Le inquietudini di Emmanuelle Béart, la militante

«Perché dopo Mission: Impossible ho detto no a Hollywood? Ero giovane, avevo appena avuto Yohan (il figlio nato nel 1996 dal suo legame col musicista David Moreau, ndr ), quel set mi aprì molte porte, mi ero divertita a lavorare con Brian De Palma e Tom Cruise. Ma feci altre scelte, non sopportavo il circo di impegni per la promozione del film…». Emmanuelle Béart è in Italia per l’unica data, sabato prossimo allo Storchi di Modena, di Répétition, testo corale di Pascal Rambert che racconta l’implosione, in sala prove, dei quattro attori di una compagnia. A turno diranno la loro sulla vita, l’amore, l’amicizia... «Ma quello di cui il pubblico sente parlare, attraverso i personaggi sul palco, potrebbe essere più in generale il collasso dei rapporti non solo di coppia... Il testo di Pascal è aperto a tutte le interpretazioni» spiega l’attrice. In scena nell’ambito di Vie Festival, la pièce, molto applaudita al Festival d’Automne di Parigi, sarà poi prodotta in versione italiana da ERT.
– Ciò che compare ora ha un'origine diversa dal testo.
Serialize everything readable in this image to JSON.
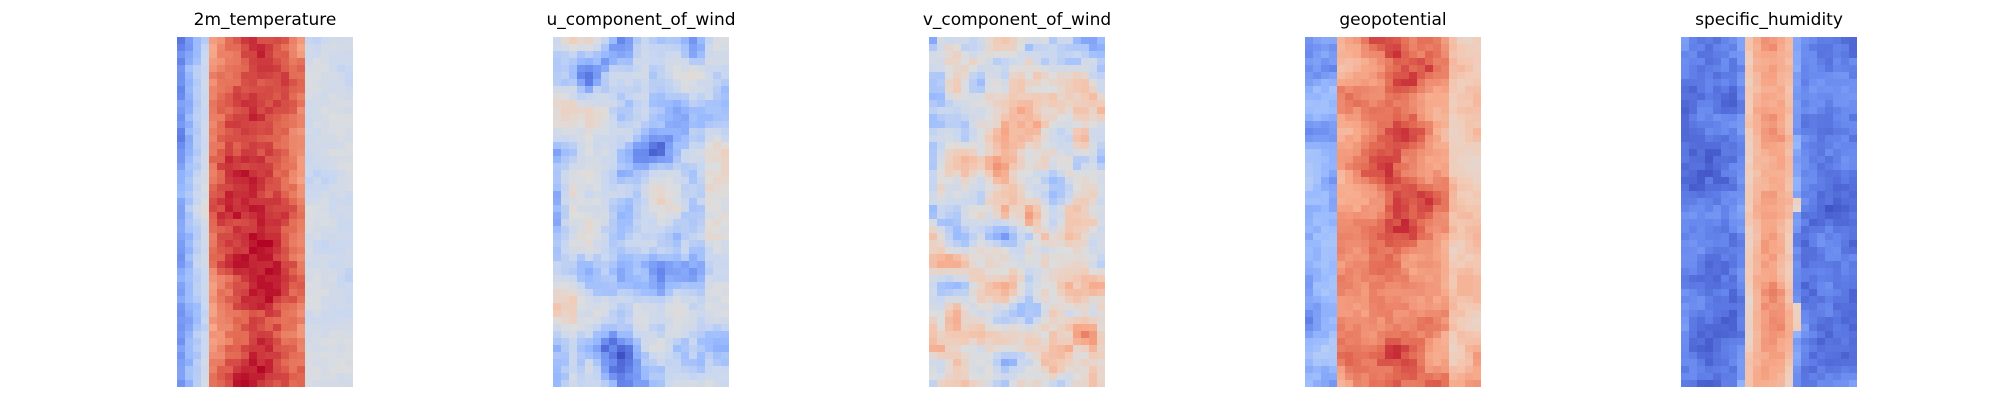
{
  "figure": {
    "colormap": "coolwarm",
    "colormap_stops": [
      "#3b4cc0",
      "#6788ee",
      "#9abbff",
      "#c9d7f0",
      "#dddddd",
      "#f2cbb7",
      "#f7a889",
      "#e36a53",
      "#b40426"
    ],
    "axes_visible": false
  },
  "chart_data": [
    {
      "type": "heatmap",
      "title": "2m_temperature",
      "grid": false,
      "nx": 22,
      "ny": 50,
      "pattern": "wide-warm-band",
      "band_center_fraction": 0.45,
      "band_width_fraction": 0.55,
      "edges": "cool-left, neutral-right",
      "value_range": [
        -1,
        1
      ]
    },
    {
      "type": "heatmap",
      "title": "u_component_of_wind",
      "grid": false,
      "nx": 22,
      "ny": 50,
      "pattern": "mostly-cool-streaks",
      "hot_spots": "scattered warm streaks near edges and center",
      "value_range": [
        -1,
        1
      ]
    },
    {
      "type": "heatmap",
      "title": "v_component_of_wind",
      "grid": false,
      "nx": 22,
      "ny": 50,
      "pattern": "neutral-mottled",
      "hot_spots": "small warm and cool blobs throughout",
      "value_range": [
        -1,
        1
      ]
    },
    {
      "type": "heatmap",
      "title": "geopotential",
      "grid": false,
      "nx": 22,
      "ny": 50,
      "pattern": "warm-band",
      "band_center_fraction": 0.5,
      "band_width_fraction": 0.6,
      "edges": "cool-left, warm-right",
      "value_range": [
        -1,
        1
      ]
    },
    {
      "type": "heatmap",
      "title": "specific_humidity",
      "grid": false,
      "nx": 22,
      "ny": 50,
      "pattern": "narrow-warm-band",
      "band_center_fraction": 0.5,
      "band_width_fraction": 0.28,
      "edges": "cool-both",
      "value_range": [
        -1,
        1
      ]
    }
  ]
}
Rimpiange il no al cinema americano, oggi? Sembra pensosa, poi risponde: «Forse, non so. Ma ho 52 anni, sono andata oltre, mi interessano altre cose». L’impegno civile, ad esempio. Alla diva non mancano né fascino né audacia. Oltre a essere stata la musa di alcuni tra i più grandi registi francesi – da Rivette a Sautet, da Ozon a Chabrol —, negli anni Novanta si è distinta per il suo attivismo in favore dei più deboli. Nella Francia del multiculturalismo è scesa in piazza per i sans papier (una scelta di campo che le costò la rottura di un contratto milionario con Dior, di cui era il volto simbolo), dal 1996 al 2006 è stata ambasciatrice Unicef: un decennio durante il quale ha girato il mondo schierata contro il maltrattamento e l’abuso sessuale dei bambini.
La passione per la militanza sociopolitica, sostiene, è un’eredità della madre, l’attrice Geneviève Galéa. «È stata la sua educazione a farmi prendere coscienza delle differenze. È ciò che mi ha nutrito, quello che mi ha forgiata».
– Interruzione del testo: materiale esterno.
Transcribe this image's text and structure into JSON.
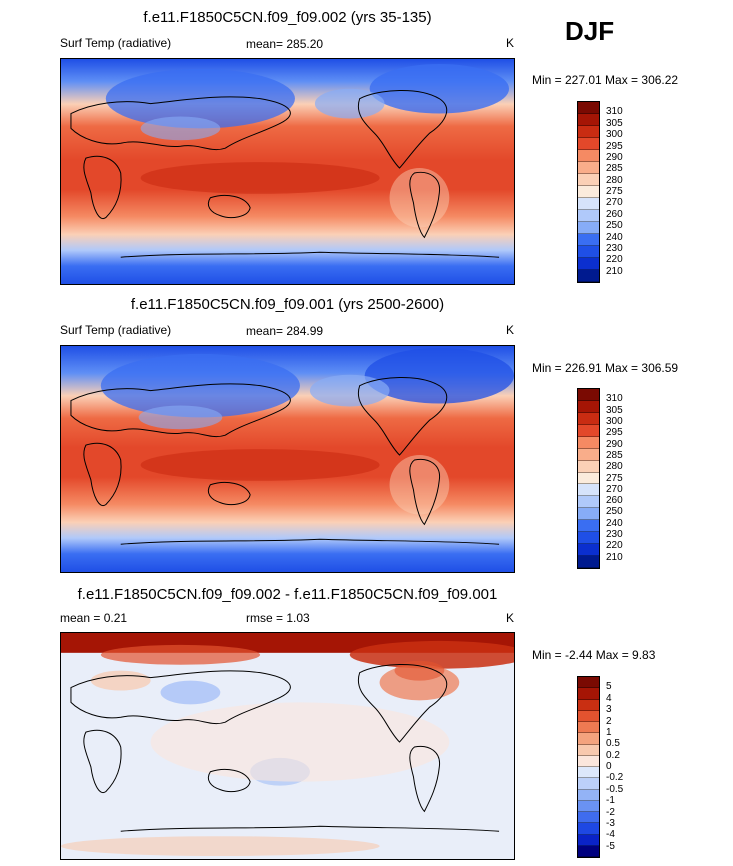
{
  "season": "DJF",
  "colors": {
    "abs": [
      "#001a8f",
      "#0b2fcf",
      "#1f4fe6",
      "#3a6ef2",
      "#5f8ff5",
      "#87acf7",
      "#b0c9fa",
      "#d6e3fb",
      "#fbebdc",
      "#fbd0b6",
      "#f9ad8a",
      "#f58a63",
      "#ee6a44",
      "#e3482a",
      "#c92c12",
      "#a51505",
      "#7a0a02"
    ],
    "diff": [
      "#00007f",
      "#0a23c7",
      "#1e48e3",
      "#3f6cee",
      "#6a92f2",
      "#93b3f6",
      "#bcd0f9",
      "#dde8fb",
      "#fbe6dc",
      "#f8c9ae",
      "#f4a37e",
      "#ee7a52",
      "#e3532f",
      "#c92f12",
      "#a51505",
      "#7a0a02"
    ]
  },
  "panels": [
    {
      "id": "panel1",
      "title": "f.e11.F1850C5CN.f09_f09.002 (yrs 35-135)",
      "left_label": "Surf Temp (radiative)",
      "stat_label": "mean= 285.20",
      "unit": "K",
      "minmax": "Min = 227.01 Max = 306.22",
      "levels": [
        "310",
        "305",
        "300",
        "295",
        "290",
        "285",
        "280",
        "275",
        "270",
        "260",
        "250",
        "240",
        "230",
        "220",
        "210"
      ]
    },
    {
      "id": "panel2",
      "title": "f.e11.F1850C5CN.f09_f09.001 (yrs 2500-2600)",
      "left_label": "Surf Temp (radiative)",
      "stat_label": "mean= 284.99",
      "unit": "K",
      "minmax": "Min = 226.91 Max = 306.59",
      "levels": [
        "310",
        "305",
        "300",
        "295",
        "290",
        "285",
        "280",
        "275",
        "270",
        "260",
        "250",
        "240",
        "230",
        "220",
        "210"
      ]
    },
    {
      "id": "panel3",
      "title": "f.e11.F1850C5CN.f09_f09.002 - f.e11.F1850C5CN.f09_f09.001",
      "left_label": "mean =   0.21",
      "stat_label": "rmse =   1.03",
      "unit": "K",
      "minmax": "Min =  -2.44 Max =   9.83",
      "levels": [
        "5",
        "4",
        "3",
        "2",
        "1",
        "0.5",
        "0.2",
        "0",
        "-0.2",
        "-0.5",
        "-1",
        "-2",
        "-3",
        "-4",
        "-5"
      ]
    }
  ]
}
Ha sempre saputo che avrebbe fatto l’attrice? «No, volevo fare la majorette – ride —. Mi esercitavo tutti i giorni, marciando su e giù, facendo roteare il mio bastone».
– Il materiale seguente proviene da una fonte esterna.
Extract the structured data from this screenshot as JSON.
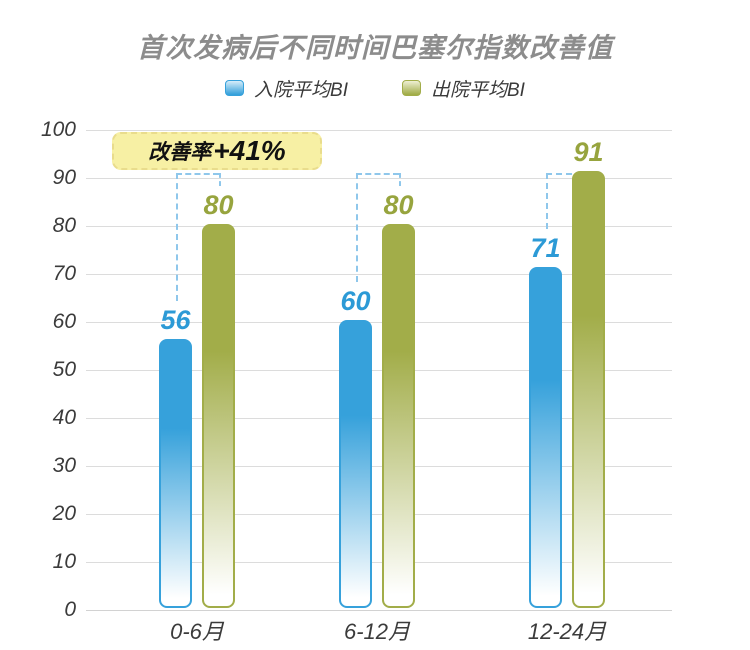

Dopo alcune parti minori, la sua carriera prende il via al fianco di Yves Montand e Daniel Auteuil ( con cui avrà una lunga storia d’amore e una figlia, Nelly) in Manon delle sorgenti (1986). Col film diretto da Claude Berri conquista il César come migliore attrice non protagonista. Un premio importante, che non basta però a farla sentire una star. «Mi sentivo insicura, non avevo frequentato la scuola d’arte drammatica. Volevo mollare, è stata una lunga lotta. Alla fine ha vinto la passione per la scena».
Nella commedia di Rambert interpreta una donna affamata di vita, di amore: si riconosce? «No, ma nel mio personaggio c’è quello che Pascal ha visto in me. E questo mi aiuta a guardarmi in modo diverso». Di cosa ha fame, allora? «Di conoscenza. Sono sempre piena di domande. Leggo e scrivo molto». Sostiene che il teatro sia il luogo dell’anonimato. «È così, sul palco nessuno sa chi sono; vale anche per me. Vedo il pubblico, lo sento, ma non conosco l’identità di chi è seduto in platea. Ogni sera tutto ricomincia daccapo, ogni cosa uguale eppure diversa. Ed è questo che mi affascina».